The man who died after holding four people hostage at a Texas synagogue in what President Joe Biden called an “act of terror” was identified by the FBI on January 16 as a 44-year-old British citizen named Malik Faisal Akram.

The four hostages – including a respected local rabbi, Charlie Cytron-Walker – were all freed unharmed on the night of January 15, prompting relief in the US, where the Jewish community and Biden renewed calls to fight anti-Semitism.

“There is no question that this was a traumatic experience,” Cytron-Walker said in a statement on January 16.

“We are resilient and we will recover,” he added.

There was “no indication” that anyone else was involved in the attack on the Congregation Beth Israel synagogue in the small Texas town of Colleyville, the FBI’s field office in Dallas said in a statement.

A man identifying himself as Akram’s brother Gulbar said in a post to a local Muslim community Facebook page in Blackburn, in northwest England – where British police said Akram was from – that the suspect had suffered from mental health problems.

“We would like to say that we as a family do not condone any of his actions and would like to sincerely apologise wholeheartedly to all the victims involved in the unfortunate incident,” Gulbar said.

He added that he had been in touch with law enforcement at the scene in Texas and that his family hoped to get Akram’s body back to Britain for a funeral.

Biden declined to speculate on the motive but appeared to confirm reports that the hostage-taker was seeking the release of convicted terrorist Aafia Siddiqui, a Pakistani neuroscientist known as “Lady al-Qaida.”

“This was an act of terror” committed by an assailant who apparently “insisted on the release of someone who’s been in prison for over 10 years,” Biden told reporters during a visit to a hunger relief organisation in Philadelphia.

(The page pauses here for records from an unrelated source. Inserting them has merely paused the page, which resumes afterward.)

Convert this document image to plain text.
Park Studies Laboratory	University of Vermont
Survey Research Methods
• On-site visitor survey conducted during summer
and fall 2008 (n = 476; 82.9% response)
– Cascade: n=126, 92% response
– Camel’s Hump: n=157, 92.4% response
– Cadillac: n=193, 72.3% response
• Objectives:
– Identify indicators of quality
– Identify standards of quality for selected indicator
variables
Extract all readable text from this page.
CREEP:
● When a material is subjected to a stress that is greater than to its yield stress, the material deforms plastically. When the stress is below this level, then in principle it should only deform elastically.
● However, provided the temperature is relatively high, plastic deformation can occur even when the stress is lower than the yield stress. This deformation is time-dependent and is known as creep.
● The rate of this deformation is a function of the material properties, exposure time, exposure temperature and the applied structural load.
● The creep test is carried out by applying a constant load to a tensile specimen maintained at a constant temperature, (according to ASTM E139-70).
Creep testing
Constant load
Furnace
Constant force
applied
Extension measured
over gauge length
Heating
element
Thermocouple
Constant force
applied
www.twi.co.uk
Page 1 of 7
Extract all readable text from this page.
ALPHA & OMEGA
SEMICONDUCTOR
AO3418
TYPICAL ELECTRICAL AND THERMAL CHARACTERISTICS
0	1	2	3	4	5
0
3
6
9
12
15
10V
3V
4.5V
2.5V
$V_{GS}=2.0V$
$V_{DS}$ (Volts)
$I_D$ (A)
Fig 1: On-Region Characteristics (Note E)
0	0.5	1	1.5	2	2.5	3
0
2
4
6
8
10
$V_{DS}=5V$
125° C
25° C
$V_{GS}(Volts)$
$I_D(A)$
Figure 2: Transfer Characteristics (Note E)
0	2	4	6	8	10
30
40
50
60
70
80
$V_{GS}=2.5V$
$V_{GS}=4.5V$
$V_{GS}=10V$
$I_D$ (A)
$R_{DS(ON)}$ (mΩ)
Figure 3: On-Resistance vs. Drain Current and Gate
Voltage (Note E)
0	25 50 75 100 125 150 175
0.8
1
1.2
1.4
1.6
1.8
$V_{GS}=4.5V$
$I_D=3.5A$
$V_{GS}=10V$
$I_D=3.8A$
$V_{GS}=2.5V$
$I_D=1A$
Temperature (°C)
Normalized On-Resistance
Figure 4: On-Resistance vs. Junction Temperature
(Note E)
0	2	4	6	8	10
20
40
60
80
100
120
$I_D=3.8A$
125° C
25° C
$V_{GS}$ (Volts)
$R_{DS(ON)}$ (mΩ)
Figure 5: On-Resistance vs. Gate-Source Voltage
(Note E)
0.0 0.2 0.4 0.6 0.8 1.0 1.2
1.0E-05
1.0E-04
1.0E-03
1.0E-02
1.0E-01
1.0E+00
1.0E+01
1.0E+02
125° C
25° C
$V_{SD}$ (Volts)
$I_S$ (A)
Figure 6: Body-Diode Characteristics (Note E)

Britain’s foreign minister Liz Truss likewise on January 16 condemned the hostage-taking as an “act of terrorism and anti-Semitism”.

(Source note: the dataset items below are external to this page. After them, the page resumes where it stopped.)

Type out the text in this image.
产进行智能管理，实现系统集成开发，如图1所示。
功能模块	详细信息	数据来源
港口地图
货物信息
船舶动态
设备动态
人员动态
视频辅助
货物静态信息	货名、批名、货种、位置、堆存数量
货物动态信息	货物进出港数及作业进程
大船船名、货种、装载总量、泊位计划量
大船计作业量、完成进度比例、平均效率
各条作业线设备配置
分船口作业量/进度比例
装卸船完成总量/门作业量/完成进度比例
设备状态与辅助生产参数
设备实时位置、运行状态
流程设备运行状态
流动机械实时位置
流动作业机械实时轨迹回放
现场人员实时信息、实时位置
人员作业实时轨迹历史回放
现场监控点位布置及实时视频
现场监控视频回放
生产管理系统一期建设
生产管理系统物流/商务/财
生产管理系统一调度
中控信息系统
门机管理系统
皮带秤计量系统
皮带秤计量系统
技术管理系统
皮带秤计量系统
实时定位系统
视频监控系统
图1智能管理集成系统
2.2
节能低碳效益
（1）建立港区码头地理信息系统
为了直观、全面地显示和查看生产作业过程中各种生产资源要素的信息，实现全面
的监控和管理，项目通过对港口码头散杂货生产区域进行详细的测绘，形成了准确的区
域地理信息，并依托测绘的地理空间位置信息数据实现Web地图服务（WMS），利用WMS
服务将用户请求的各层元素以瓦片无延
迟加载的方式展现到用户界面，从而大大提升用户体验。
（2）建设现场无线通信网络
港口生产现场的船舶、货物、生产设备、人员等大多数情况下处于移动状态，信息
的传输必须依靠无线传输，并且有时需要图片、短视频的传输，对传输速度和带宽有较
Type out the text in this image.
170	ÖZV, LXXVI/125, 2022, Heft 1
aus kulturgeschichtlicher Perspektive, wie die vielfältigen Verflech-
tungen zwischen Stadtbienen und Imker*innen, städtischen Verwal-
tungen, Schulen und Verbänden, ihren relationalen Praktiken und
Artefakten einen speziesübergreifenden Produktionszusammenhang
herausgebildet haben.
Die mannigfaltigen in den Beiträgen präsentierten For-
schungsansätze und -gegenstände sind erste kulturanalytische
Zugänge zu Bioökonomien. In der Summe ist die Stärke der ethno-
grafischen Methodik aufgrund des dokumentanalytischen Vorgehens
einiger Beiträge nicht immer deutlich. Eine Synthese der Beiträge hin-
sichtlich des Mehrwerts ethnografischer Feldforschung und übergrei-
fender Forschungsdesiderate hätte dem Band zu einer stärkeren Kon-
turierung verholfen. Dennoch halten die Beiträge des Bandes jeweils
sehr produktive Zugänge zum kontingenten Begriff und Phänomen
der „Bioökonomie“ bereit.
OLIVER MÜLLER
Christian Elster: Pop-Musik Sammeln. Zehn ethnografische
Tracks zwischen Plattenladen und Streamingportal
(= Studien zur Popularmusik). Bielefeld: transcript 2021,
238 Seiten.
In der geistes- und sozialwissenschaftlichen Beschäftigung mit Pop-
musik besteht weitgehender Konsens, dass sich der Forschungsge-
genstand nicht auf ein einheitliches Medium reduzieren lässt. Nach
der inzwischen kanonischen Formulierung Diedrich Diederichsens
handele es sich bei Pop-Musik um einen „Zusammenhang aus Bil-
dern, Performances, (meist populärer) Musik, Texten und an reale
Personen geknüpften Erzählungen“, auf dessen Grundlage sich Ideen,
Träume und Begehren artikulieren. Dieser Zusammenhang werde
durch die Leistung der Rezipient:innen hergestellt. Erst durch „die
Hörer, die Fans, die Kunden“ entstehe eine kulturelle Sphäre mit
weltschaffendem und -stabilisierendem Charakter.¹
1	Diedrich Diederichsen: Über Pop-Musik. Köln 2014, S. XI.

Siddiqui, the first woman to be suspected by the US of links to al-Qaida and a cause celebre in Pakistan and in South Asian jihadist circles, was detained in Afghanistan in 2008.

Two years later she was sentenced by a New York court to 86 years in prison for the attempted murder of US officers in Afghanistan.

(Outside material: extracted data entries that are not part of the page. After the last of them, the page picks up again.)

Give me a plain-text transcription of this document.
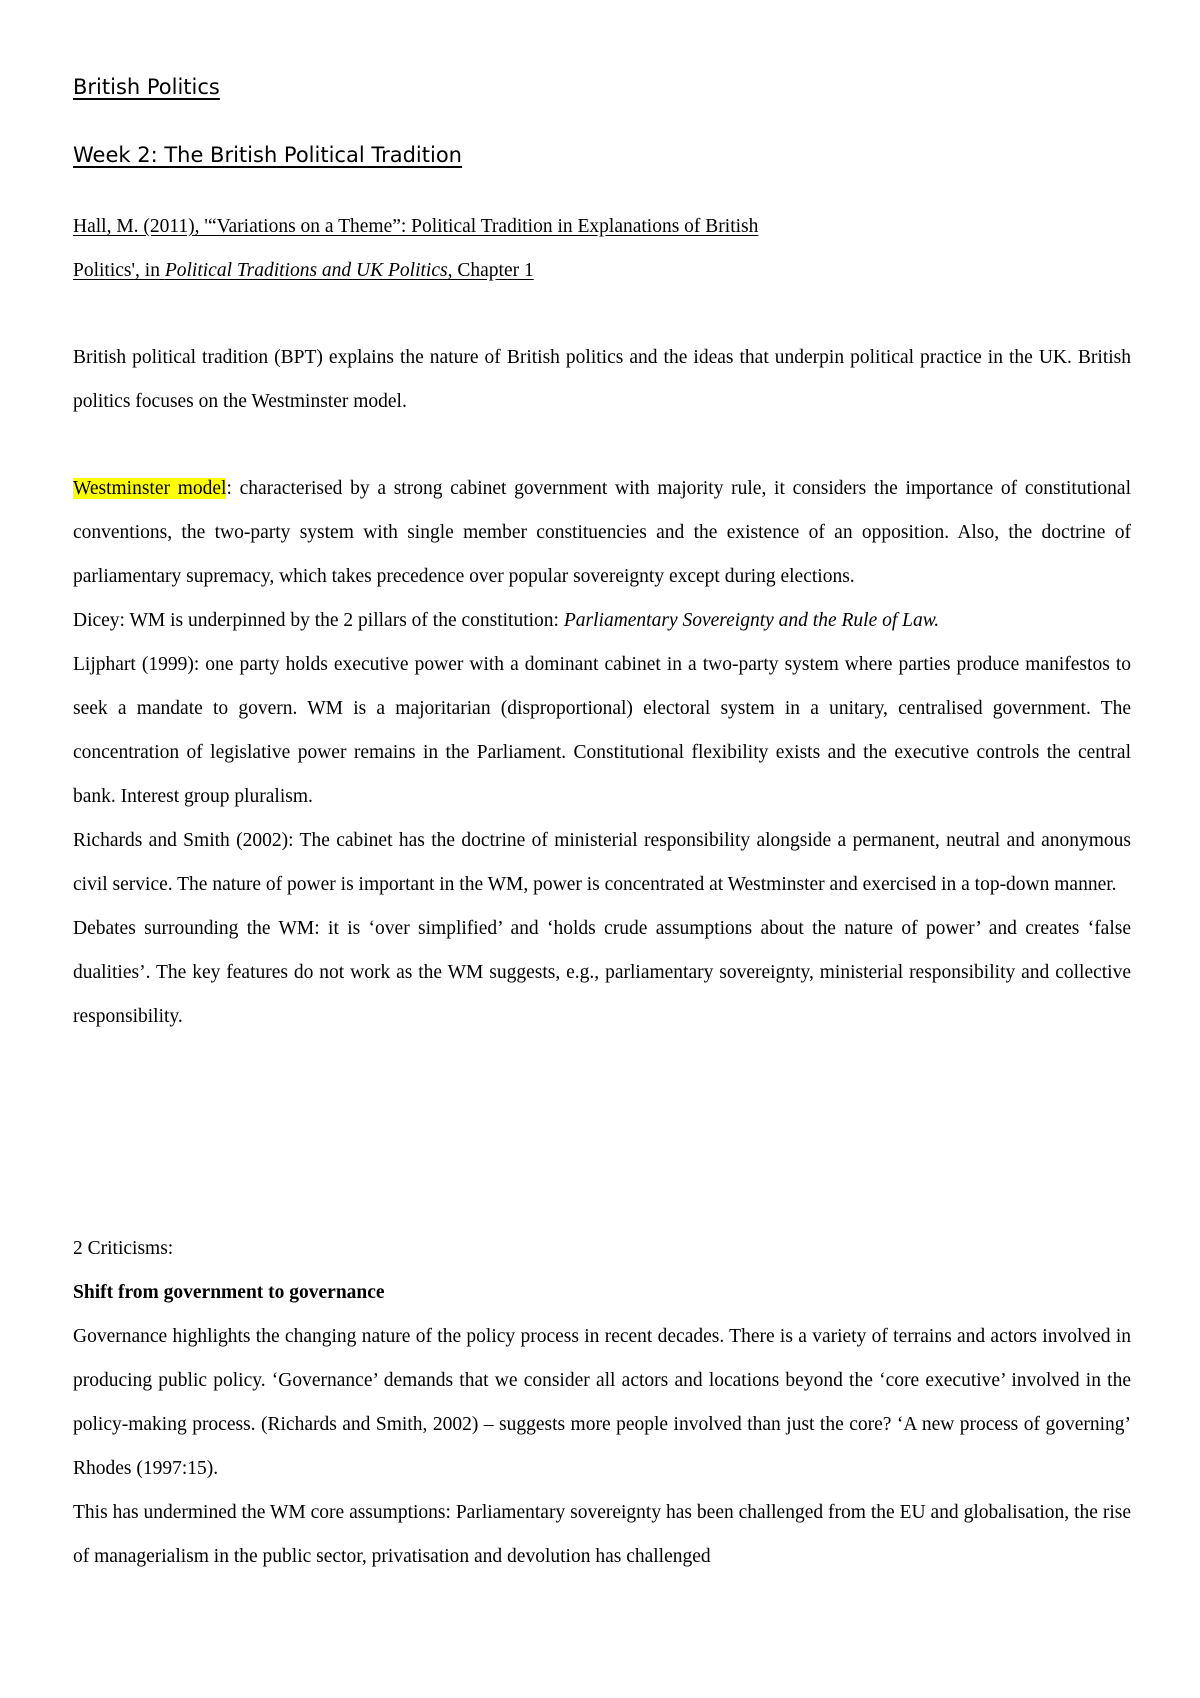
British Politics
Week 2: The British Political Tradition
Hall, M. (2011), '“Variations on a Theme”: Political Tradition in Explanations of British
Politics', in Political Traditions and UK Politics, Chapter 1

British political tradition (BPT) explains the nature of British politics and the ideas that underpin political practice in the UK. British politics focuses on the Westminster model.

Westminster model: characterised by a strong cabinet government with majority rule, it considers the importance of constitutional conventions, the two-party system with single member constituencies and the existence of an opposition. Also, the doctrine of parliamentary supremacy, which takes precedence over popular sovereignty except during elections.
Dicey: WM is underpinned by the 2 pillars of the constitution: Parliamentary Sovereignty and the Rule of Law.
Lijphart (1999): one party holds executive power with a dominant cabinet in a two-party system where parties produce manifestos to seek a mandate to govern. WM is a majoritarian (disproportional) electoral system in a unitary, centralised government. The concentration of legislative power remains in the Parliament. Constitutional flexibility exists and the executive controls the central bank. Interest group pluralism.
Richards and Smith (2002): The cabinet has the doctrine of ministerial responsibility alongside a permanent, neutral and anonymous civil service. The nature of power is important in the WM, power is concentrated at Westminster and exercised in a top-down manner.
Debates surrounding the WM: it is ‘over simplified’ and ‘holds crude assumptions about the nature of power’ and creates ‘false dualities’. The key features do not work as the WM suggests, e.g., parliamentary sovereignty, ministerial responsibility and collective responsibility.

2 Criticisms:

Shift from government to governance

Governance highlights the changing nature of the policy process in recent decades. There is a variety of terrains and actors involved in producing public policy. ‘Governance’ demands that we consider all actors and locations beyond the ‘core executive’ involved in the policy-making process. (Richards and Smith, 2002) – suggests more people involved than just the core? ‘A new process of governing’ Rhodes (1997:15).
This has undermined the WM core assumptions: Parliamentary sovereignty has been challenged from the EU and globalisation, the rise of managerialism in the public sector, privatisation and devolution has challenged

She is currently being held at a prison in Fort Worth, Texas – about 32km away from the synagogue which Akram attacked.

Siddiqui’s lawyer has said she “has absolutely no involvement” in the hostage situation and condemned it.

Any links she may have to Akram remained unclear.

FBI special agent Matthew DeSarno told reporters in Colleyville after the standoff that the investigation would “have global reach”.

He said the suspect’s demands were “focused on one issue that was not specifically threatening to the Jewish community.”

Britain’s ambassador to Washington confirmed that British authorities were “providing our full support to Texas and US law enforcement agencies”.

Cytron-Walker in his statement credited his congregation’s previous security training from the FBI and others with their survival from a harrowing ordeal.